Although India is not new to crimes triggered due to gambling addiction, recent reports of a young boy from Lucknow who allegedly killed his mother after she banned him from playing PUBG, a game online battle royale games have once again brought the problem of gambling addiction to light. In another report, a 15-year-old boy died by suicide in Andhra Pradesh after being teased for losing a PUBG game on Sunday. In fact, according to a recent study by the Indian Journal of Community Medicine and Public Health 2020, about 3.5% of Indian adolescents suffer from Internet gaming disorder (IGD), a behavioral disorder associated with online gaming addiction. “A dependent person [to gaming] is controlled by an external force. Someone preventing them from indulging in [these games] can lead to aggressive behavior,” says Dr. Srividya Rajaram, a clinical psychologist based in Faridabad. In such a scenario, it is important to assess the severity of online gambling addiction.

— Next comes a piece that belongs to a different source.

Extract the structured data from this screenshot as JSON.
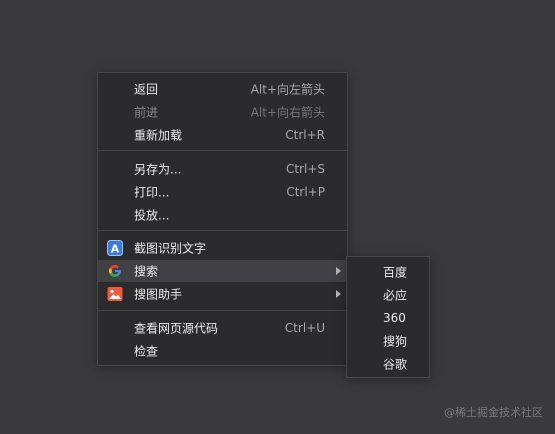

Aashi competing in an online game

Impact of containment
The pandemic-induced lockdown has also led to an increase in time spent gaming. “Being stuck at home indefinitely, teenagers needed something to keep them entertained. Games have been part of the growth. With no physical space available, it shifted to virtual space,” says Laxmi Nagar-based professional gamer Aashi, who goes by the name Savage Girl. Gavnish Khurana, Pitampura resident who is also a gaming enthusiast, adds, “During COVID-19, we had a lot of time. I feel like the game became a habit back then. Many did not feel the waste of time, which led to an excess of the habit.

The root cause
Players point out that any excess will lead to addiction. “People go overboard with playing time and that’s where the problems come in,” says Rajouri Garden resident and professional gamer Simar Sethi, who uses the nickname Psy for games. Aashi adds that the problem is not with the games being played, but with the inability to identify the compulsive behavior. Apart from the psychological consequences, continued gambling can also affect your physical health. Citing his own example, Sethi shares, “I have repetitive strain injury (RSI) on my hands because during my childhood I didn’t take care of my physical health.”

Have a steady routine
It is important for an online player to establish boundaries which can help create a sense of stability. It is recommended to have a designated playing schedule, which does not exceed four hours per day. Sethi concludes, “There have been times when I think, if not for the game, what would I have done. Prioritizing your studies can also help open up other avenues for children.

Be careful
Giving advice on what parents can do for teenage gamers, Dr Srividya Rajaram shares…

  • Spend time with your children and talk to them.
  • Keep an eye on in-game purchases. Better understand the games played to learn more about child psychology.
  • Educate children about cybersecurity.
  • Educate them about the limits. It may not be easy, but parents must try.